What does substisence ranching mean


----------



## twistedcreek

I want to raise beef for me. With two or three to sell. Small herd.


----------



## charloisfarmer

Oh ok I understand now hahs


----------



## charloisfarmer

Do u have facility's I would look into a easier calving breed what are ur costs gonna be hay fencing facilities vet would it be better to go with a smaller breed dexter zebu i like the dexter there perfect size for small pastures


----------



## charloisfarmer

Are u gonna raise purebred or commercial


----------



## twistedcreek

I have pasture. Also plan to plant and harvest grains for feed. I want a breed or crossbreed that has a higher weight than the zebu. Fencing is a cost no matter what you do.


----------



## charloisfarmer

I would go with angus easier calving breed and put on good wait I like charlois put on lots of weight but may have difficult calving those are the breeds I've been raised around although a red angus xcharlois might be good idk I'm young there's lots of options


----------



## twistedcreek

The charlois are one of the breeds I was looking at. It has been said they do well on natural grasses. I will look up the crossbreed you mentioned. Thx


----------



## charloisfarmer

Ya my grandpa weans charlois calves at 8 months and they weigh around 600-700 pounds on a full grass diet






my grandpas herd he has charlois Holstein reds


----------



## twistedcreek

charloisfarmer said:


> Ya my grandpa weans charlois calves at 8 months and they weigh around 600-700 pounds on a full grass diet
> View attachment 371
> my grandpas herd he has charlois Holstein reds


Any calfing problems ? I have been reading up on the other crossbreed you spoke of.
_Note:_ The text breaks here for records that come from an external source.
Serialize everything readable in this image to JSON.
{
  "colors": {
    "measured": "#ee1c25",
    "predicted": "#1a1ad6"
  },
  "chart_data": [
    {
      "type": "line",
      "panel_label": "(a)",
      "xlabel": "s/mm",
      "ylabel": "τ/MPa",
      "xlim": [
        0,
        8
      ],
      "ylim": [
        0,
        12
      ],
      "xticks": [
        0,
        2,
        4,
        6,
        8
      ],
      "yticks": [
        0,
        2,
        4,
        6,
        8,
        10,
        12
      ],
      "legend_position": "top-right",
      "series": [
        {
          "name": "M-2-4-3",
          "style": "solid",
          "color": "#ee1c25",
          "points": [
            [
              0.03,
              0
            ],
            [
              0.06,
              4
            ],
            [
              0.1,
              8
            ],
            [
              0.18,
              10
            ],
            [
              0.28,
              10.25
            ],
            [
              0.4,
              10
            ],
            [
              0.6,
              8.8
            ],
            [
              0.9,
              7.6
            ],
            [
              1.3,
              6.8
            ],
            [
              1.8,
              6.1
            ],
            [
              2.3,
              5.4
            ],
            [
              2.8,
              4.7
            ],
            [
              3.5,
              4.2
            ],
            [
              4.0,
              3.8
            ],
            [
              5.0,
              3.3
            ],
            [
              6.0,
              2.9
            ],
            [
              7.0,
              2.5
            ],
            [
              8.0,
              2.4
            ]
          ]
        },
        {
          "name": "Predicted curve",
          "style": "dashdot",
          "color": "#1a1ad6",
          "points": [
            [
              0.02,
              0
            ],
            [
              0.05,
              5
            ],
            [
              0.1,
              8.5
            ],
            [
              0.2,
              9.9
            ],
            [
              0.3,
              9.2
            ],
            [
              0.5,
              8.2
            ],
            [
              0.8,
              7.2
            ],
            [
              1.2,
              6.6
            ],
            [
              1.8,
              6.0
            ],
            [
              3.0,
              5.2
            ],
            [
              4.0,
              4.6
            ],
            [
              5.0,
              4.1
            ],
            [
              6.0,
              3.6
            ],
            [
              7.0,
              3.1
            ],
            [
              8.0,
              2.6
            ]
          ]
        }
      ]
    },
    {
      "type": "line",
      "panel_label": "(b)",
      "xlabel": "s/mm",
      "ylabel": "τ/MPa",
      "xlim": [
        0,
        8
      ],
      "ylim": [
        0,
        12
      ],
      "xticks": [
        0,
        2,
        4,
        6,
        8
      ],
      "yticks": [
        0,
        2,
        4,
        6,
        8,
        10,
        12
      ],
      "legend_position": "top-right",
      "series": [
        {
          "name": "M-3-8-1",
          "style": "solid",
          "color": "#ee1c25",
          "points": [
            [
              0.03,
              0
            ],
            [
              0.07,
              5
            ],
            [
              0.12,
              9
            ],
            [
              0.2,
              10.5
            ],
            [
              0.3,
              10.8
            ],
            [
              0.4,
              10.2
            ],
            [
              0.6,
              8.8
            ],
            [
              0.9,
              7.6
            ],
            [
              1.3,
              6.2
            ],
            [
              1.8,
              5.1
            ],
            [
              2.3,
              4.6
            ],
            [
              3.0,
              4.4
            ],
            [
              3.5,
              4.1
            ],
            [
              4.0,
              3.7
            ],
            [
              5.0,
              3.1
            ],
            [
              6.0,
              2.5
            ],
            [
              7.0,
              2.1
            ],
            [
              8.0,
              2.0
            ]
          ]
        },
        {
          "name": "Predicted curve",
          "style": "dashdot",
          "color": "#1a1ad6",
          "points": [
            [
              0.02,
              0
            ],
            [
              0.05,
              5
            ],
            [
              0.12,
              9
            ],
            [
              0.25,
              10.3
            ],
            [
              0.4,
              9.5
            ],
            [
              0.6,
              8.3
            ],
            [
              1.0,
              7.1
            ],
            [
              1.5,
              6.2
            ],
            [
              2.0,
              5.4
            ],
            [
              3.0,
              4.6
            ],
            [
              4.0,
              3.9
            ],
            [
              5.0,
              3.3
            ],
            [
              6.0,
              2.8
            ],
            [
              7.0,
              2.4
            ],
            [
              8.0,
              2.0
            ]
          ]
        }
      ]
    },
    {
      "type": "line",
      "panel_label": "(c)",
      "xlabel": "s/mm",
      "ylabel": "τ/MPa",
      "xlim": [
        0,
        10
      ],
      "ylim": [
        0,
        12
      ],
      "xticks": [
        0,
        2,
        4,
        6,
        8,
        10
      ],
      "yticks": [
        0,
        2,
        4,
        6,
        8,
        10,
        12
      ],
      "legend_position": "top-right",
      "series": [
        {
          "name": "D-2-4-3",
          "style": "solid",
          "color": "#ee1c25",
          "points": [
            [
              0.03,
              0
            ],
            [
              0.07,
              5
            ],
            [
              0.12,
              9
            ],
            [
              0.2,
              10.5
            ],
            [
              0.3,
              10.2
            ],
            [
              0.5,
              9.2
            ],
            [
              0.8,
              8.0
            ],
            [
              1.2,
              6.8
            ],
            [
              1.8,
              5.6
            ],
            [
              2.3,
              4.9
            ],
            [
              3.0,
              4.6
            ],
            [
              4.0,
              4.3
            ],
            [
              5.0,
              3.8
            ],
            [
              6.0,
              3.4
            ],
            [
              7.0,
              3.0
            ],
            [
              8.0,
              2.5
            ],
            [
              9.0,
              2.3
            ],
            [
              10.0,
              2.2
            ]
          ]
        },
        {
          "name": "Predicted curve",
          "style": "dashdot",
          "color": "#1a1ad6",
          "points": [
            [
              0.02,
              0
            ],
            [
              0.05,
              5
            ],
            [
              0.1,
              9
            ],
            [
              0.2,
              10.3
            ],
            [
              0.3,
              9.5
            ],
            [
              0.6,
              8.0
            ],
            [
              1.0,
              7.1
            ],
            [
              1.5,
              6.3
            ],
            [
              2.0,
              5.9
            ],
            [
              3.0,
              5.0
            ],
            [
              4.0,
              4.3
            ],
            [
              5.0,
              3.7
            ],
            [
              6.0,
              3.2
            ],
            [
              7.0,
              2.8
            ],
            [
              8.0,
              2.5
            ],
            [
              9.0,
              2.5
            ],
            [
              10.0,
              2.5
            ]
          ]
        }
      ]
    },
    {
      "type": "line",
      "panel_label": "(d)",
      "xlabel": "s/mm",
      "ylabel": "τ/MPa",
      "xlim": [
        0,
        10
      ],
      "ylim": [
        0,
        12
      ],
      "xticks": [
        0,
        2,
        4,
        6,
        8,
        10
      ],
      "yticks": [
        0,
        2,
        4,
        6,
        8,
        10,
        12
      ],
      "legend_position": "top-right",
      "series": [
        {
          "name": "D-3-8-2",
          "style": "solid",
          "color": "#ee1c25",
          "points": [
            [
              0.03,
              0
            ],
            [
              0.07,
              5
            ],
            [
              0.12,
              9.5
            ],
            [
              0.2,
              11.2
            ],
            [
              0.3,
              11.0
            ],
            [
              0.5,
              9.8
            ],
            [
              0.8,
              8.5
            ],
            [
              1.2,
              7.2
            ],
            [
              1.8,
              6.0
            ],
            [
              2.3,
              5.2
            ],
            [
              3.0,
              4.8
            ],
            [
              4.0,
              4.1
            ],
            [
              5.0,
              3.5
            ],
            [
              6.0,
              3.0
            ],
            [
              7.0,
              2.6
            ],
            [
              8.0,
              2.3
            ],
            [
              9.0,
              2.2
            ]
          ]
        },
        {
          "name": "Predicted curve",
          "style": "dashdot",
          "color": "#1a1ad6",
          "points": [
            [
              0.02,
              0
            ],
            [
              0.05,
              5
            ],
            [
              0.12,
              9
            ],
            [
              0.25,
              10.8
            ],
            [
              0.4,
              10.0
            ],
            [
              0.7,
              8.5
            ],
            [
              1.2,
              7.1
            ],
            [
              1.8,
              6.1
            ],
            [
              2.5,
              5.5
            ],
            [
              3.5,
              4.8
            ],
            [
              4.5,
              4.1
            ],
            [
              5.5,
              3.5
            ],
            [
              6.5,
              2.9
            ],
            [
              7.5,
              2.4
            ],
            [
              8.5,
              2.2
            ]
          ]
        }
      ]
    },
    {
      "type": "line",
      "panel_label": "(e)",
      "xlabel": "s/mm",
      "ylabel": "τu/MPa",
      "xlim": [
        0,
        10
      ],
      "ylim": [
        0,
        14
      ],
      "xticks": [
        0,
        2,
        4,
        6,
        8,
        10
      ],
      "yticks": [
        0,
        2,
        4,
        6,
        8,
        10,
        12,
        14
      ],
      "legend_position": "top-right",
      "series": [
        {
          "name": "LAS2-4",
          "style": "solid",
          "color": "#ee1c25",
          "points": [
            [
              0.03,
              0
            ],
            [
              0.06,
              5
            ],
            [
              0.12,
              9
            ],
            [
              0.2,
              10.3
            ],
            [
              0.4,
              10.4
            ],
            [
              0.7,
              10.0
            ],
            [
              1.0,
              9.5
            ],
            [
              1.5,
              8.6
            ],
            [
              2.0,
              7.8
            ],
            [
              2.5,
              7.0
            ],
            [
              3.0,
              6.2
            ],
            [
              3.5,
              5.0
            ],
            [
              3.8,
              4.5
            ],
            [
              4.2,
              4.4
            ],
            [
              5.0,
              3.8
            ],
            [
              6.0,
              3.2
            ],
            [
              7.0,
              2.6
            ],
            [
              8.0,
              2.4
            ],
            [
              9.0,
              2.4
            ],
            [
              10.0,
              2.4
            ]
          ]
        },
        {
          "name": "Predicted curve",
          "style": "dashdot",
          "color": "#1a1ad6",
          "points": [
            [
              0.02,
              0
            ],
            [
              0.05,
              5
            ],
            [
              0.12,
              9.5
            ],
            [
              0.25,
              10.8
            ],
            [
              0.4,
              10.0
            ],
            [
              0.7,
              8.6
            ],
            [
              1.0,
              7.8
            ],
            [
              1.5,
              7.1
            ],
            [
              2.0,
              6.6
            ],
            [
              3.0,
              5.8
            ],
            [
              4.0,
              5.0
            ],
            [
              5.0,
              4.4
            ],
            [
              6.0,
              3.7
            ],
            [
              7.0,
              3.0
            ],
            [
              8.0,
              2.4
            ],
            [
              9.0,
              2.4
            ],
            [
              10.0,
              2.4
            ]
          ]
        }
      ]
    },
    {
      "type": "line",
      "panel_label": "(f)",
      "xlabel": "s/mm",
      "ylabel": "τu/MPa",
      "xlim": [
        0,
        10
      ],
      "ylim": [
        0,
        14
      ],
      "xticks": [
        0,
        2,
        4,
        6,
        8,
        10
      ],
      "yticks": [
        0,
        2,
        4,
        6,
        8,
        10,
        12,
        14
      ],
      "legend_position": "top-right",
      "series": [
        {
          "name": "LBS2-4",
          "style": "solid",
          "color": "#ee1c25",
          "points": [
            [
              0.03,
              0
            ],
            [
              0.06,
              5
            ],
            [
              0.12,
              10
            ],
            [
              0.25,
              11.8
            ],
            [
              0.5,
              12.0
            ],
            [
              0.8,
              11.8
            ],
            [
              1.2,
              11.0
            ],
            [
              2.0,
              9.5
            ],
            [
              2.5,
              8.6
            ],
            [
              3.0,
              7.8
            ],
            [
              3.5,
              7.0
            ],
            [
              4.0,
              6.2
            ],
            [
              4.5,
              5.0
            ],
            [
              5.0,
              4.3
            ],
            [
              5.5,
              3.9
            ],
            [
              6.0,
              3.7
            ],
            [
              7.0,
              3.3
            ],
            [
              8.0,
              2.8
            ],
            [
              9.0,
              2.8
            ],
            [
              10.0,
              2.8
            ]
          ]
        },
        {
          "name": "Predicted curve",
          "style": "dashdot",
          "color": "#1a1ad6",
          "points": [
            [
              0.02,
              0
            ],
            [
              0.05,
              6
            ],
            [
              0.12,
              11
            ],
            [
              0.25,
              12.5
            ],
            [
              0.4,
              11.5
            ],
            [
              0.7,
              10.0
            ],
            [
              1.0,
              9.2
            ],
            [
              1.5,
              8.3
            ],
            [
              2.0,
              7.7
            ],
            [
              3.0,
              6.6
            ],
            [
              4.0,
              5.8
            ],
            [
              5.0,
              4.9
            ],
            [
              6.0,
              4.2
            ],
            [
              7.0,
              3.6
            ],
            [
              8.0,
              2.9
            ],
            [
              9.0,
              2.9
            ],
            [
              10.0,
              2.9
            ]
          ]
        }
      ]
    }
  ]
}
I hope one day my grandkids will take it over and expand


----------



## charloisfarmer

Ya the big problem with charlois is the calving problem that's why I mentioned the semitall or angus cross breed is because pure bred charlois will calve out 100 pound calves like last year my grandpa had 120 pound calf u really got to watch what bull ur pickling out if ur going with purebred my grandpa always wants lots of length a good shoulder and small head and we look at the hips because that's where they can get stuck is at the hips and shoulders u don't want a wide set a hips






that's my grandpas pen of replacement charlois heifer they've since grown out and looked nice


----------



## twistedcreek

Charlois bull to a Hereford or Angus sounds like a better option. From all the snow I'm guessing not in Texas


----------



## charloisfarmer

Ya semitall are lighter framed angus or herford should be fine I hope I can take over my grandpas cows and do the same thing but I would want to expand


----------



## charloisfarmer

Idk does it matter if u put a charlois bull on angus or angus bull on charlois cows like would that affect birth weight or does it matter


----------



## twistedcreek

I'm not sure. Will see if calf weight is effected by bull or cow. I don't want to have trouble with calving if I don't have to. Will look up combo sets and see.


----------



## twistedcreek

Tractor supply website has some good information to start with. Since I'm not raising for any large profit. My herd will remain small about 10. I may do a smaller bull and crossbreed more than one kind of cow. See what fits better. Mine will be table beef anyway.


----------



## charloisfarmer

I think it would affect the weight therefore I would put a smll bull on a larger cow ill try to find that website because I really can't find any good websites on breeding and raising I did have an app once that showed what calves u get when u crossed breeds


----------



## oreana

Look into Lowline. They are 100% Angus but about 40% smaller--easy to handle. They marble well on grass alone and have large ,tender ribeyes. Easy calving too!


----------